The Meddlers by Jamie Martin

Author:Jamie Martin
Language: eng
Format: epub
Publisher: Harvard University Press


Although unsuccessful, the Pahang Consolidated lawsuit showed the strength of opposition among some British firms to the expansion of the colonial government’s economic powers, which the international agreement had facilitated. British capitalists benefited from Malaya’s administrative fragmentation and from a regime of limited government intervention in the Malayan economy, which was generally restricted to the setting of property rights and regulations to their advantage.62 This made some of these firms willing to support the legal paramountcy of Malayan rulers over the colonial regime, at least in this case. The head of Pahang Consolidated claimed the Privy Council’s ruling against it was a sign that the British government was wading into dangerous waters. On what grounds, he wrote, could Whitehall complain about violations of British property at the hands of foreign governments if a colonial government was allowed to abrogate contracts at whim? “We stand to the Sultan of Pahang and the FMS Government … in exactly the same position as the Anglo-Persian Oil Co. stands to the Persian Government.” He used a metaphor he knew would strike a nerve: London was then preparing to lodge a formal complaint about Reza Shah’s revocation of Anglo-Persian’s oil concession at the League of Nations. “I should think the position is unique,” he continued, “the breakers of a contract [the British government] are appealing against another nation for using the same privilege—namely, autocratic power to over-ride contractual obligations.”63 The foreign secretary recognized the power of the analogy and the urgency of preventing Persian League delegates from using the precedent of Pahang Consolidated to justify the Shah’s seizure of British property.64

Other critics similarly built a case against the restriction act, and its apparent violation of contracts and property rights, in terms later used to oppose the nationalization of natural resources: Foreign investors would flee, they claimed, if property rights were not guaranteed against government violation.65 The charge was prescient, though not in ways these critics fully anticipated. In both Malaya and Bolivia, the enforcement of the tin restriction act set into motion the growth of government powers over the industry.

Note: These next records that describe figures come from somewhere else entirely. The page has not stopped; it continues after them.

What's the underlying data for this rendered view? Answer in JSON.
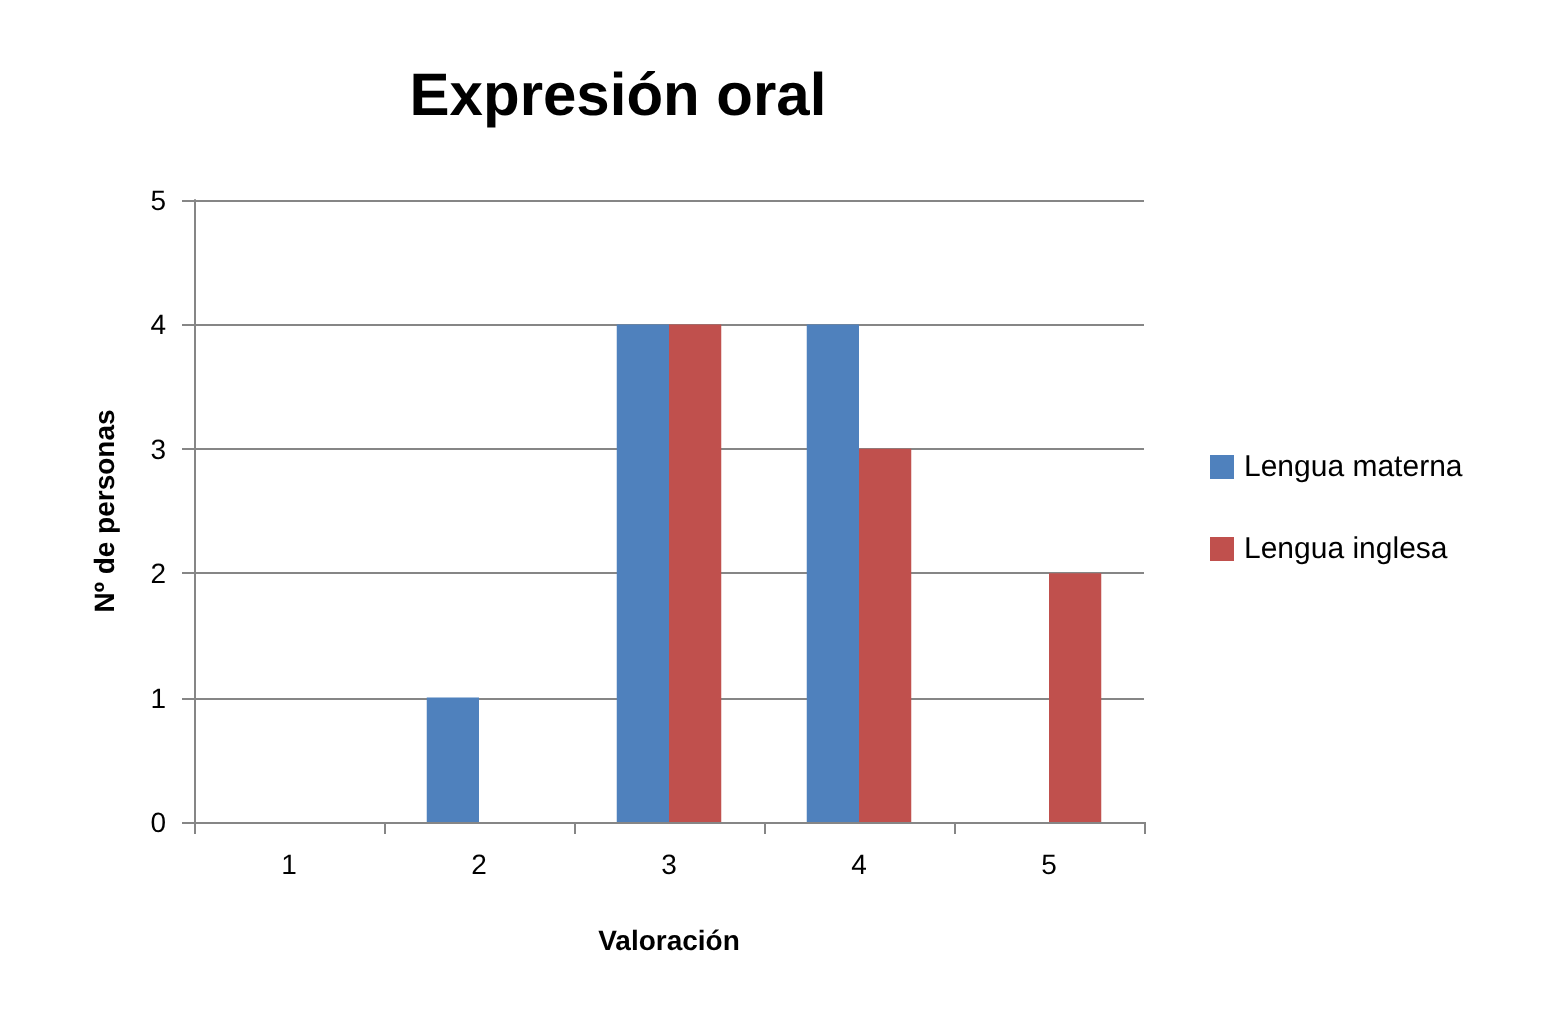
{
  "chart_data": {
    "type": "bar",
    "title": "Expresión oral",
    "xlabel": "Valoración",
    "ylabel": "Nº de personas",
    "categories": [
      "1",
      "2",
      "3",
      "4",
      "5"
    ],
    "series": [
      {
        "name": "Lengua materna",
        "color": "#4f81bd",
        "values": [
          0,
          1,
          4,
          4,
          0
        ]
      },
      {
        "name": "Lengua inglesa",
        "color": "#c0504d",
        "values": [
          0,
          0,
          4,
          3,
          2
        ]
      }
    ],
    "ylim": [
      0,
      5
    ],
    "yticks": [
      0,
      1,
      2,
      3,
      4,
      5
    ],
    "grid": "y",
    "legend": "right"
  }
}
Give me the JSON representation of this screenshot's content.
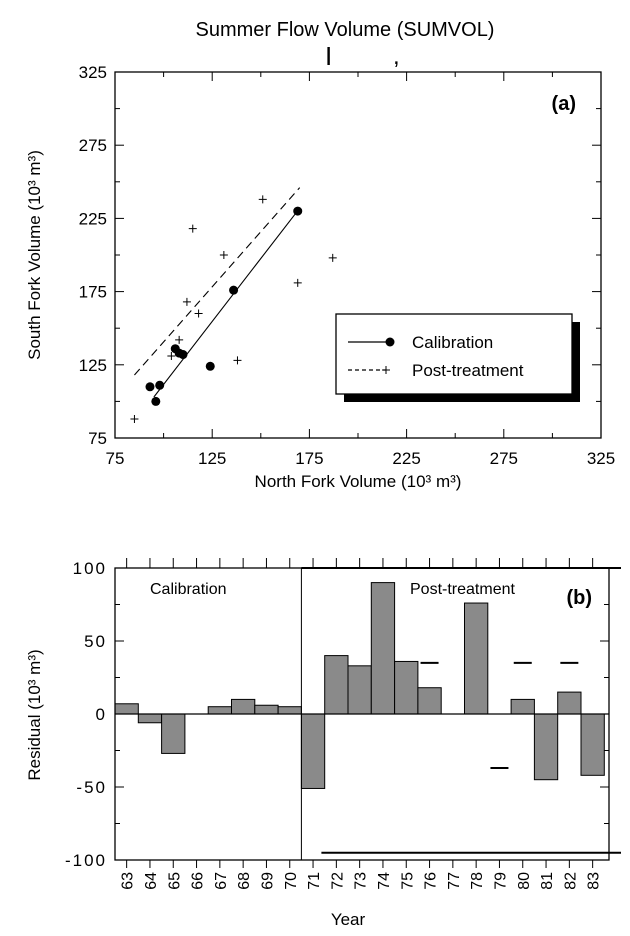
{
  "figure": {
    "title": "Summer Flow Volume (SUMVOL)"
  },
  "chart_data": [
    {
      "type": "scatter",
      "panel_label": "(a)",
      "xlabel": "North Fork Volume (10³ m³)",
      "ylabel": "South Fork Volume (10³ m³)",
      "xlim": [
        75,
        325
      ],
      "ylim": [
        75,
        325
      ],
      "x_ticks": [
        "75",
        "125",
        "175",
        "225",
        "275",
        "325"
      ],
      "y_ticks": [
        "75",
        "125",
        "175",
        "225",
        "275",
        "325"
      ],
      "stray_marks": [
        "I",
        ","
      ],
      "legend_position": "lower-right",
      "series": [
        {
          "name": "Calibration",
          "marker": "filled-circle",
          "line": "solid",
          "points": [
            {
              "x": 93,
              "y": 110
            },
            {
              "x": 96,
              "y": 100
            },
            {
              "x": 98,
              "y": 111
            },
            {
              "x": 106,
              "y": 136
            },
            {
              "x": 108,
              "y": 133
            },
            {
              "x": 110,
              "y": 132
            },
            {
              "x": 124,
              "y": 124
            },
            {
              "x": 136,
              "y": 176
            },
            {
              "x": 169,
              "y": 230
            }
          ],
          "fit_line": [
            {
              "x": 95,
              "y": 103
            },
            {
              "x": 170,
              "y": 232
            }
          ]
        },
        {
          "name": "Post-treatment",
          "marker": "plus",
          "line": "dashed",
          "points": [
            {
              "x": 85,
              "y": 88
            },
            {
              "x": 104,
              "y": 131
            },
            {
              "x": 108,
              "y": 142
            },
            {
              "x": 112,
              "y": 168
            },
            {
              "x": 115,
              "y": 218
            },
            {
              "x": 118,
              "y": 160
            },
            {
              "x": 131,
              "y": 200
            },
            {
              "x": 138,
              "y": 128
            },
            {
              "x": 151,
              "y": 238
            },
            {
              "x": 169,
              "y": 181
            },
            {
              "x": 187,
              "y": 198
            }
          ],
          "fit_line": [
            {
              "x": 85,
              "y": 118
            },
            {
              "x": 170,
              "y": 246
            }
          ]
        }
      ]
    },
    {
      "type": "bar",
      "panel_label": "(b)",
      "xlabel": "Year",
      "ylabel": "Residual (10³ m³)",
      "ylim": [
        -100,
        100
      ],
      "y_ticks": [
        "100",
        "50",
        "0",
        "-50",
        "-100"
      ],
      "y_tick_values": [
        100,
        50,
        0,
        -50,
        -100
      ],
      "categories": [
        "63",
        "64",
        "65",
        "66",
        "67",
        "68",
        "69",
        "70",
        "71",
        "72",
        "73",
        "74",
        "75",
        "76",
        "77",
        "78",
        "79",
        "80",
        "81",
        "82",
        "83"
      ],
      "values": [
        7,
        -6,
        -27,
        0,
        5,
        10,
        6,
        5,
        -51,
        40,
        33,
        90,
        36,
        18,
        0,
        76,
        0,
        10,
        -45,
        15,
        -42
      ],
      "period_labels": {
        "calibration": "Calibration",
        "post_treatment": "Post-treatment"
      },
      "period_split_after": "70",
      "reference_dashes": [
        {
          "year": "76",
          "value": 35
        },
        {
          "year": "79",
          "value": -37
        },
        {
          "year": "80",
          "value": 35
        },
        {
          "year": "82",
          "value": 35
        }
      ]
    }
  ]
}
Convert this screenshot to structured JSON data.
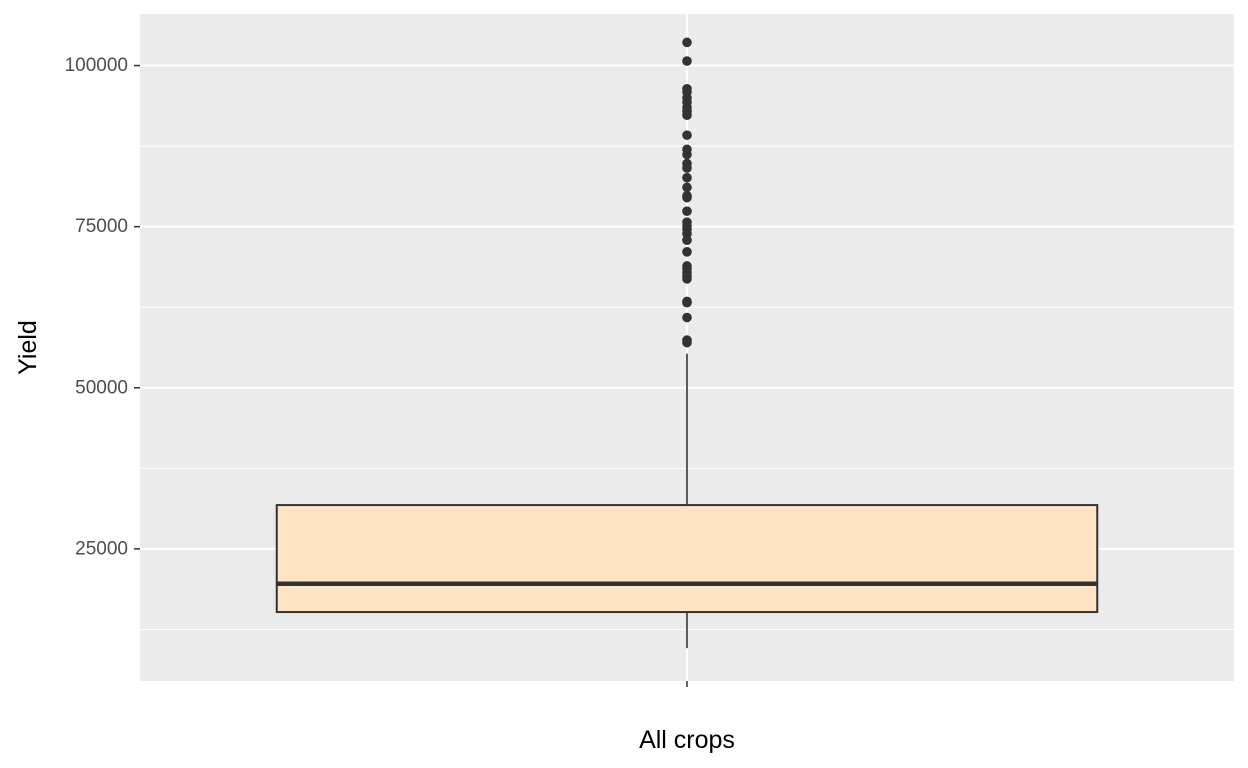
{
  "chart_data": {
    "type": "boxplot",
    "title": "",
    "xlabel": "",
    "ylabel": "Yield",
    "categories": [
      "All crops"
    ],
    "ylim": [
      4500,
      108000
    ],
    "y_ticks": [
      25000,
      50000,
      75000,
      100000
    ],
    "y_tick_labels": [
      "25000",
      "50000",
      "75000",
      "100000"
    ],
    "grid": true,
    "legend": "none",
    "boxes": [
      {
        "category": "All crops",
        "whisker_low": 9600,
        "q1": 15200,
        "median": 19600,
        "q3": 31800,
        "whisker_high": 55300,
        "outliers": [
          57000,
          57400,
          60900,
          63200,
          63400,
          66900,
          67300,
          67900,
          68500,
          68900,
          71100,
          72900,
          73900,
          74600,
          75100,
          75700,
          77400,
          79500,
          79800,
          81100,
          82600,
          84100,
          84800,
          86200,
          87000,
          89200,
          92300,
          92900,
          93500,
          94300,
          95000,
          95900,
          96400,
          100700,
          103600
        ]
      }
    ],
    "colors": {
      "panel_background": "#EBEBEB",
      "grid": "#FFFFFF",
      "box_fill": "#FFE4C4",
      "box_stroke": "#333333",
      "outlier": "#333333",
      "tick_text": "#4D4D4D",
      "axis_title": "#000000"
    }
  }
}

In Bolivia, this laid the foundations for the nationalization of the industry two decades later, including, in an ironic twist of fate, the vast properties of Patiño himself.66 What was so extraordinary about this expansion of government powers during the Depression, however, was its political organization: It was demanded by an international institution for the sake of a price stabilization project with global implications.